Can a human actually fire a handheld Minigun the way they do in movies and videogames?

 The answer here is a really big, no.

It was tried once by US Army Special Forces and the results were practically catastrophic. Even in the movies you’ve seen it done in, there’s a lot more happening off-screen to make it look real than you could imagine.

(Old Painless, a heavily modified GE M134 Minigun used in the movies Predator and T2: Terminator 2: Judgment Day)

The one everyone knows was designed around Jesse Ventura’s personal preferences for the movie Predator (it helps that he was actually an armorer when he served on a US Navy Underwater Demolition Team during the Vietnam era - UDT was a part of Naval Special Warfare and was a close relative of the SEAL Teams). It has an M60 handguard to hold onto, and is fitted with a harness, so that he could carry it for the movie. Arnold later used the same gun for T2, with slightly different modifications.

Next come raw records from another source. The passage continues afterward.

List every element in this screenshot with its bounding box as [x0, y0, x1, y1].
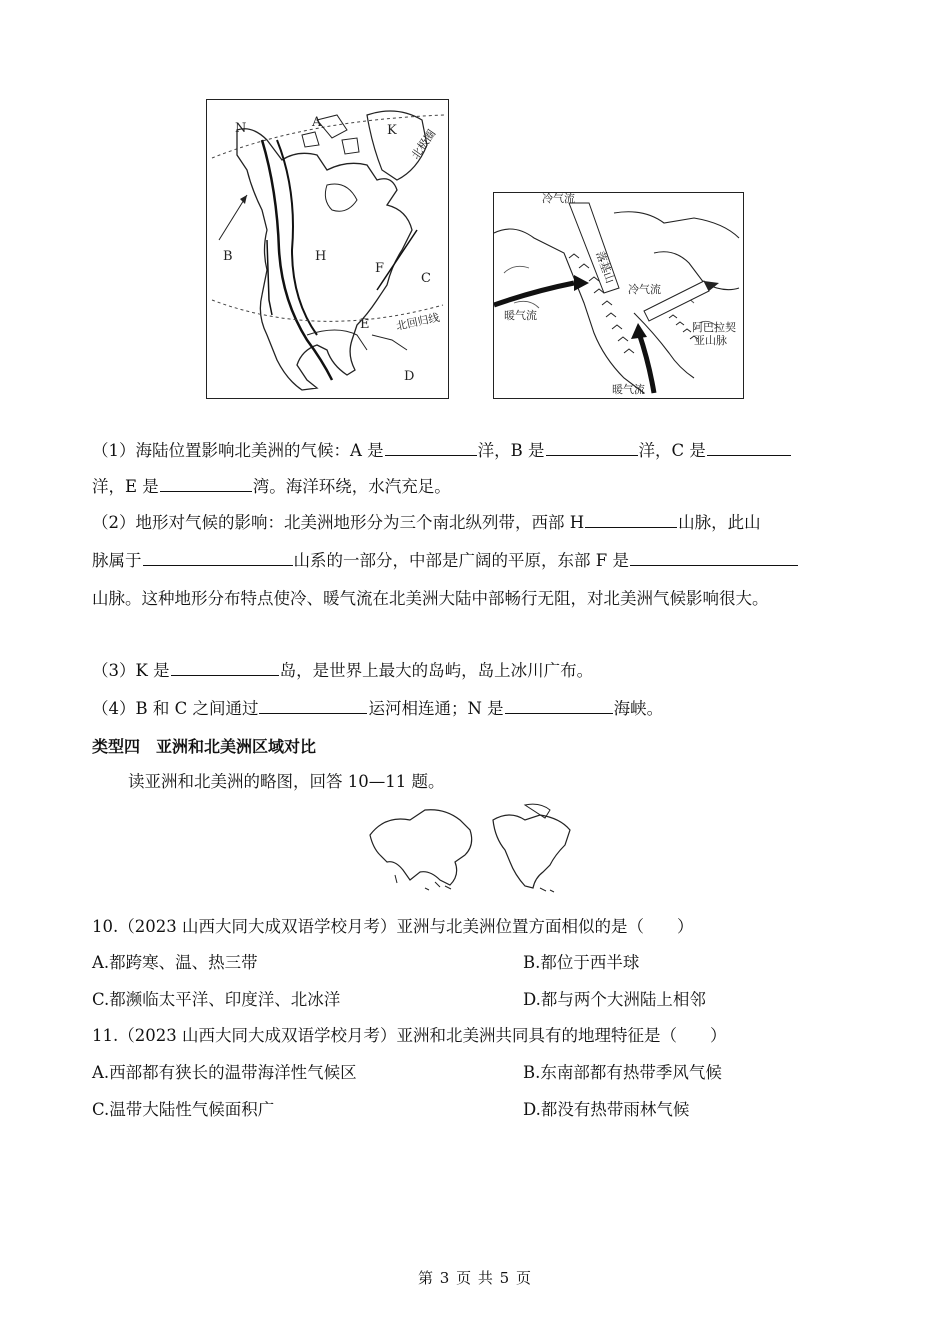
q10-option-b[interactable]: B.都位于西半球 — [523, 953, 640, 972]
q1-text-e: 湾。海洋环绕，水汽充足。 — [252, 477, 451, 496]
q2-line1 — [92, 509, 761, 533]
page-footer: 第 3 页 共 5 页 — [418, 1269, 532, 1287]
q1-text-a: （1）海陆位置影响北美洲的气候：A 是 — [92, 441, 384, 460]
asia-na-sketch-map — [365, 800, 585, 895]
q2-blank-h[interactable] — [585, 511, 677, 528]
q1-blank-a[interactable] — [385, 439, 477, 456]
label-c: C — [421, 271, 431, 286]
q11-option-b[interactable]: B.东南部都有热带季风气候 — [523, 1063, 722, 1082]
q11-option-c[interactable]: C.温带大陆性气候面积广 — [92, 1100, 275, 1119]
q2-text-a: （2）地形对气候的影响：北美洲地形分为三个南北纵列带，西部 H — [92, 513, 585, 532]
q2-blank-f[interactable] — [630, 549, 798, 566]
q4-blank-strait[interactable] — [505, 697, 613, 714]
rocky-label: 落基山 — [593, 249, 617, 286]
warm-current-bottom-label: 暖气流 — [612, 383, 645, 396]
label-f: F — [375, 261, 385, 276]
q11-option-d[interactable]: D.都没有热带雨林气候 — [523, 1100, 690, 1119]
q3-blank-k[interactable] — [171, 659, 279, 676]
appalachian-label-1: 阿巴拉契 — [692, 321, 736, 334]
label-b: B — [223, 249, 233, 264]
section-title: 类型四 亚洲和北美洲区域对比 — [92, 737, 317, 756]
q1-text-d: 洋，E 是 — [92, 477, 159, 496]
tropic-label: 北回归线 — [394, 311, 441, 333]
q2-text-b: 山脉，此山 — [678, 513, 761, 532]
q1-line1 — [92, 437, 792, 461]
q10-stem: 10.（2023 山西大同大成双语学校月考）亚洲与北美洲位置方面相似的是（ ） — [92, 917, 694, 936]
q1-line2 — [92, 473, 451, 497]
label-k: K — [387, 123, 397, 138]
q1-blank-b[interactable] — [546, 439, 638, 456]
arctic-circle-label: 北极圈 — [408, 127, 439, 162]
north-america-outline — [493, 815, 570, 888]
q1-text-b: 洋，B 是 — [477, 441, 545, 460]
q11-stem: 11.（2023 山西大同大成双语学校月考）亚洲和北美洲共同具有的地理特征是（ ） — [92, 1026, 727, 1045]
q10-option-a[interactable]: A.都跨寒、温、热三带 — [92, 953, 258, 972]
north-america-map — [206, 99, 449, 399]
q3-line — [92, 657, 593, 681]
cold-current-mid-label: 冷气流 — [628, 283, 661, 296]
q10-option-d[interactable]: D.都与两个大洲陆上相邻 — [523, 990, 706, 1009]
label-h: H — [315, 249, 327, 264]
q2-line3: 山脉。这种地形分布特点使冷、暖气流在北美洲大陆中部畅行无阻，对北美洲气候影响很大。 — [92, 589, 769, 608]
warm-current-left-label: 暖气流 — [504, 309, 537, 322]
q1-text-c: 洋，C 是 — [638, 441, 706, 460]
warm-current-left-arrow — [494, 283, 574, 305]
q2-text-d: 山系的一部分，中部是广阔的平原，东部 F 是 — [293, 551, 629, 570]
label-e: E — [360, 317, 370, 332]
q3-text-b: 岛，是世界上最大的岛屿，岛上冰川广布。 — [279, 661, 594, 680]
q4-line — [92, 695, 663, 719]
q4-text-c: 海峡。 — [613, 699, 664, 718]
q1-blank-c[interactable] — [707, 439, 791, 456]
q4-text-a: （4）B 和 C 之间通过 — [92, 699, 259, 718]
label-a: A — [312, 115, 322, 130]
q4-text-b: 运河相连通；N 是 — [368, 699, 504, 718]
cold-current-top-label: 冷气流 — [542, 193, 575, 205]
q2-text-c: 脉属于 — [92, 551, 142, 570]
q11-option-a[interactable]: A.西部都有狭长的温带海洋性气候区 — [92, 1063, 357, 1082]
q4-blank-canal[interactable] — [259, 697, 367, 714]
q10-option-c[interactable]: C.都濒临太平洋、印度洋、北冰洋 — [92, 990, 341, 1009]
q2-line2 — [92, 547, 799, 571]
section-intro: 读亚洲和北美洲的略图，回答 10—11 题。 — [128, 772, 445, 791]
q1-blank-e[interactable] — [160, 475, 252, 492]
label-n: N — [235, 121, 247, 136]
asia-outline — [370, 810, 472, 885]
q2-blank-system[interactable] — [143, 549, 293, 566]
appalachian-line — [377, 230, 417, 290]
air-current-map — [493, 192, 744, 399]
appalachian-label-2: 亚山脉 — [694, 334, 727, 347]
q3-text-a: （3）K 是 — [92, 661, 170, 680]
label-d: D — [404, 369, 415, 384]
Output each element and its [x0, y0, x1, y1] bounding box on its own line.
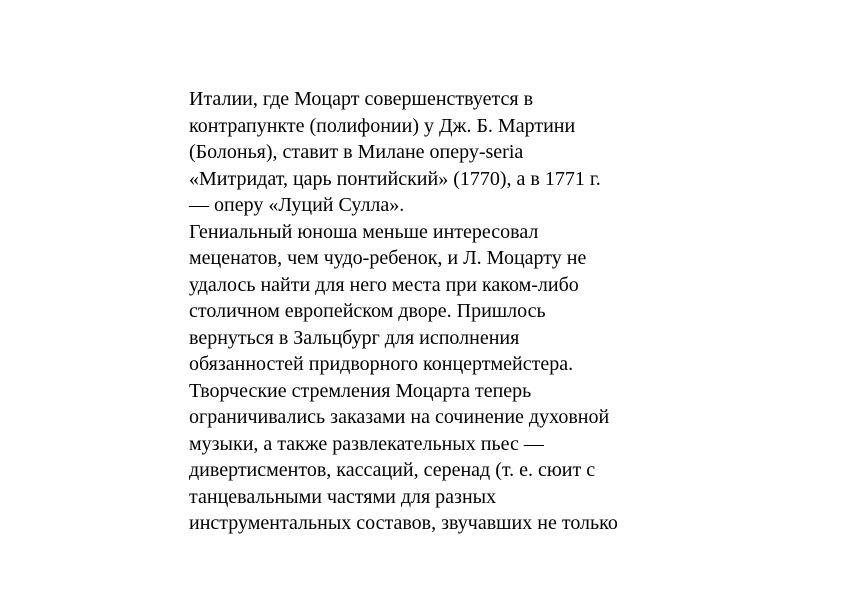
- text-line: Гениальный юноша меньше интересовал: [189, 220, 539, 243]
- text-line: столичном европейском дворе. Пришлось: [189, 300, 546, 322]
- text-line: дивертисментов, кассаций, серенад (т. е. сюит с: [189, 459, 596, 481]
- text-line: контрапункте (полифонии) у Дж. Б. Мартини: [189, 114, 576, 137]
- text-line: — оперу «Луций Сулла».: [189, 194, 405, 216]
- text-line: Италии, где Моцарт совершенствуется в: [189, 88, 534, 110]
- text-line: (Болонья), ставит в Милане оперу-seria: [189, 141, 524, 163]
- text-line: музыки, а также развлекательных пьес —: [189, 432, 544, 455]
- text-line: меценатов, чем чудо-ребенок, и Л. Моцарту не: [189, 247, 587, 269]
- text-line: танцевальными частями для разных: [189, 485, 497, 508]
- text-line: Творческие стремления Моцарта теперь: [189, 379, 532, 402]
- text-line: ограничивались заказами на сочинение духовной: [189, 406, 610, 428]
- text-line: инструментальных составов, звучавших не только: [189, 512, 618, 534]
- text-line: обязанностей придворного концертмейстера.: [189, 353, 574, 375]
- body-text: [189, 86, 709, 537]
- text-line: вернуться в Зальцбург для исполнения: [189, 326, 520, 349]
- text-line: удалось найти для него места при каком-либо: [189, 273, 579, 296]
- text-line: «Митридат, царь понтийский» (1770), а в 1771 г.: [189, 167, 601, 190]
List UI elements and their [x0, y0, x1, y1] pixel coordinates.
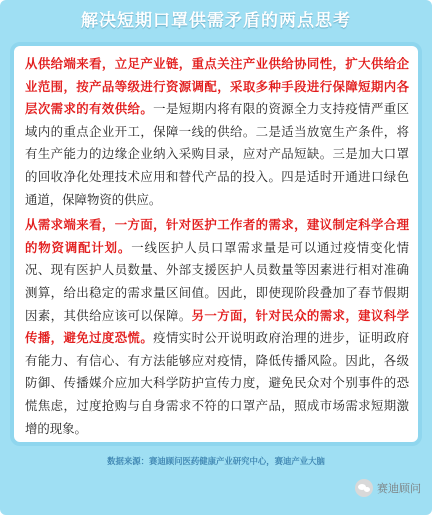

What you don’t see on screen is that neither of them are carrying the batteries for it, (Miniguns are electrically operated) because they were simply too heavy for either Ventura or Arnold. The wire leading to the batteries were hidden down their pants’ legs. It also has a supply of ammunition that can be exhausted in seconds (a Minigun fires up to 6000rpm, and a human just can’t carry enough of the 7.62x51mm ammunition it fires to make it useful). Even significantly reducing its ammunition consumption (you can slow it down) to about 1250rpm, the one they used fired its total ammunition supply in seconds. Even at that sedate rate, the ammunition canister for it held only 550 rounds which it could exhaust in 26.4 seconds. And carrying 550 rounds on top of the batteries and gun would be back-breaking work. Neither Ventura, nor Arnold after him, both extremely strong body builders, could even do it. And remember, that’s only 26.4 seconds worth of ammo, at only 21% of the gun’s actual potential rate of fire.

Next, they used blanks in those movies, for obvious reasons. But if they hadn’t, the recoil force is so extreme it can’t be controlled. Blanks don’t produce recoil the way live rounds do. The one time US Army Special Forces tried this, the gunner was literally spun halfway around by the force of the recoil. The only reason he didn’t kill anyone behind him was, fortunately, the gun had consumed all of its ammunition by the time that 180 degree spin was complete.

(You can’t carry this bad boy with enough ammo to make it useful and couldn’t control it even if you were able to carry enough ammo.)